La reazione del mondo politico è stata particolarmente dura, in primis da parte dell’opposizione. Nichi Vendola, per esempio, ha sintetizzato il decreto come una sorta di canto funebre per l’intero settore:

Mentre i più grandi Paesi industrializzati del mondo sono impegnati verso la sostenibilità ambientale, liberandosi dalla dipendenza dei combustibili fossili, in Italia continuiamo a brancolare nel buio. Anzi si è fatto di più: si è voluto spegnere il sole.

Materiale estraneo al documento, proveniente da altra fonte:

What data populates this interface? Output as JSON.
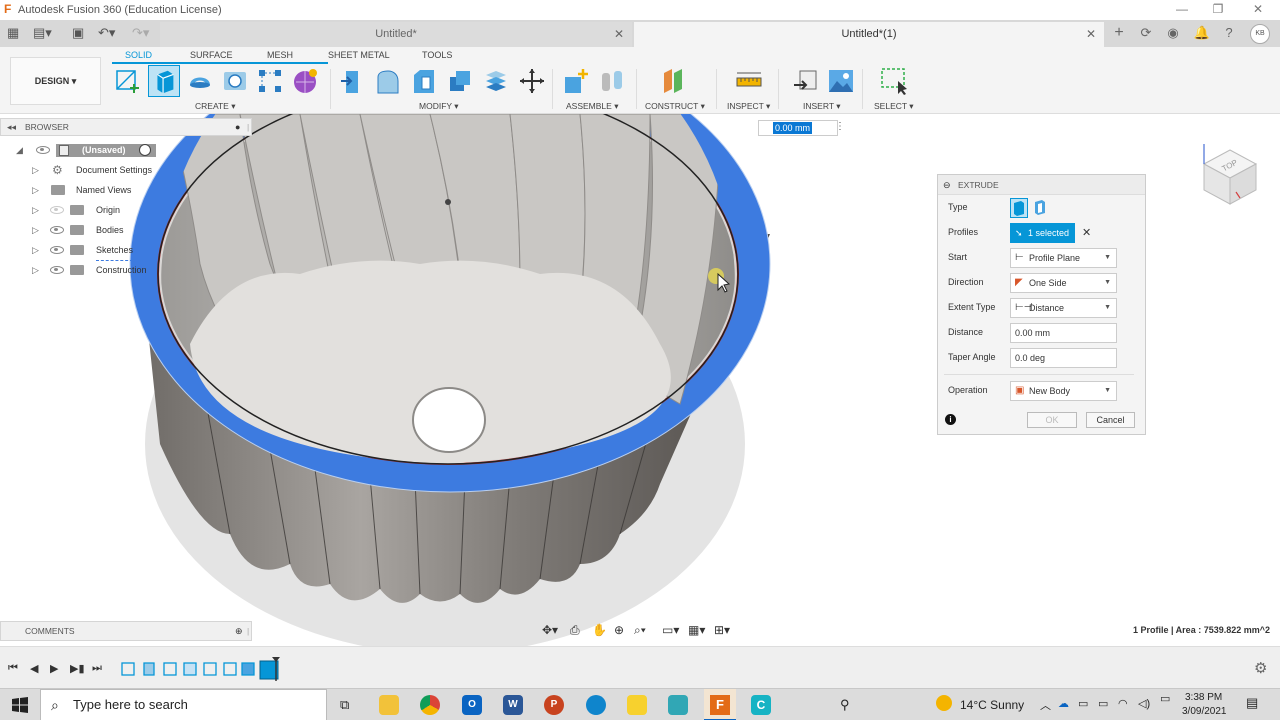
{
  "window": {
    "title": "Autodesk Fusion 360 (Education License)"
  },
  "tabs": [
    {
      "label": "Untitled*",
      "active": false
    },
    {
      "label": "Untitled*(1)",
      "active": true
    }
  ],
  "user_initials": "KB",
  "ribbon": {
    "workspace": "DESIGN",
    "tabs": [
      "SOLID",
      "SURFACE",
      "MESH",
      "SHEET METAL",
      "TOOLS"
    ],
    "active_tab": "SOLID",
    "groups": [
      "CREATE",
      "MODIFY",
      "ASSEMBLE",
      "CONSTRUCT",
      "INSPECT",
      "INSERT",
      "SELECT"
    ]
  },
  "browser": {
    "title": "BROWSER",
    "root": "(Unsaved)",
    "items": [
      "Document Settings",
      "Named Views",
      "Origin",
      "Bodies",
      "Sketches",
      "Construction"
    ]
  },
  "distance_input": {
    "value": "0.00 mm"
  },
  "extrude": {
    "title": "EXTRUDE",
    "type_label": "Type",
    "profiles_label": "Profiles",
    "profiles_value": "1 selected",
    "start_label": "Start",
    "start_value": "Profile Plane",
    "direction_label": "Direction",
    "direction_value": "One Side",
    "extent_label": "Extent Type",
    "extent_value": "Distance",
    "distance_label": "Distance",
    "distance_value": "0.00 mm",
    "taper_label": "Taper Angle",
    "taper_value": "0.0 deg",
    "operation_label": "Operation",
    "operation_value": "New Body",
    "ok_label": "OK",
    "cancel_label": "Cancel"
  },
  "viewcube_label": "TOP",
  "comments": {
    "label": "COMMENTS"
  },
  "status": {
    "text": "1 Profile | Area : 7539.822 mm^2"
  },
  "taskbar": {
    "search_placeholder": "Type here to search",
    "weather": "14°C  Sunny",
    "time": "3:38 PM",
    "date": "3/09/2021"
  },
  "colors": {
    "accent": "#0696d7",
    "extrude_highlight": "#3d7be0"
  }
}
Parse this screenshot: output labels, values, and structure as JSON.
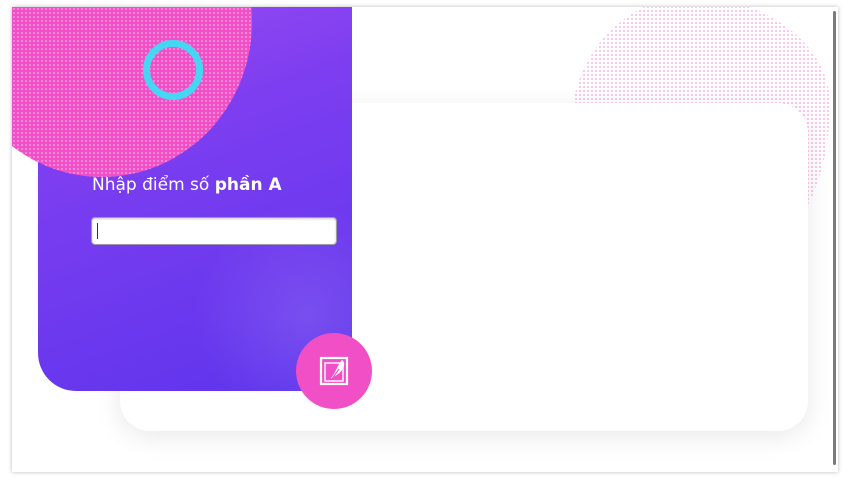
{
  "form": {
    "label_prefix": "Nhập điểm số ",
    "label_emphasis": "phần A",
    "input_value": ""
  },
  "actions": {
    "submit_icon": "edit-note-icon"
  },
  "colors": {
    "accent_purple": "#7d3ef0",
    "accent_pink": "#f04fc6",
    "accent_cyan": "#44d6f2"
  }
}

Il PD, se sostiene anch’esso una linea critica nei confronti del testo della legge, concentra molta della sua attenzione anche sui tempi “biblici” che sono occorsi per la preparazione della legge. Non si può, infatti, negare che il governo si sia mosso con un ritardo spaventoso. E, come ha precisato Pierluigi Bersani, l’esecutivo si era posto una scadenza precisa, la prima decade di aprile, che è stata ampiamente e drammaticamente sforata – ricordiamo, infatti, che tra poco più di un mese il Quarto Conto Energia dovrà diventare operativo.

Nonostante questi problemi di tempistica, tarda ad arrivare l’accordo con le regioni. Le quali hanno chiesto di far slittare l’incontro sull’argomento, non nascondendo qualche perplessità di merito. Perplessità assolutamente condivisibili, ma che potrebbero aumentare il ritardo per una legge che si sta facendo assolutamente urgente. In questo senso vanno lette le parole del sottosegretario Stefano Saglia:

Spero che il rinvio chiesto dalle regioni sia legato a una necessità di approfondimento e lo concediamo perché le Regioni sono un architrave fondamentale, ma non può essere una dilazione visto che, anche a causa nostra, gli investimenti sono rallentati e devono ripartire.

Timori fondati quelli di Saglia, perché la riunione è stata fatta slittare al 28 aprile, a soli due giorni dalla scadenza ultima per la promulgazione del decreto. Il rischio è una paralisi legislativa che avrebbe dello scandaloso.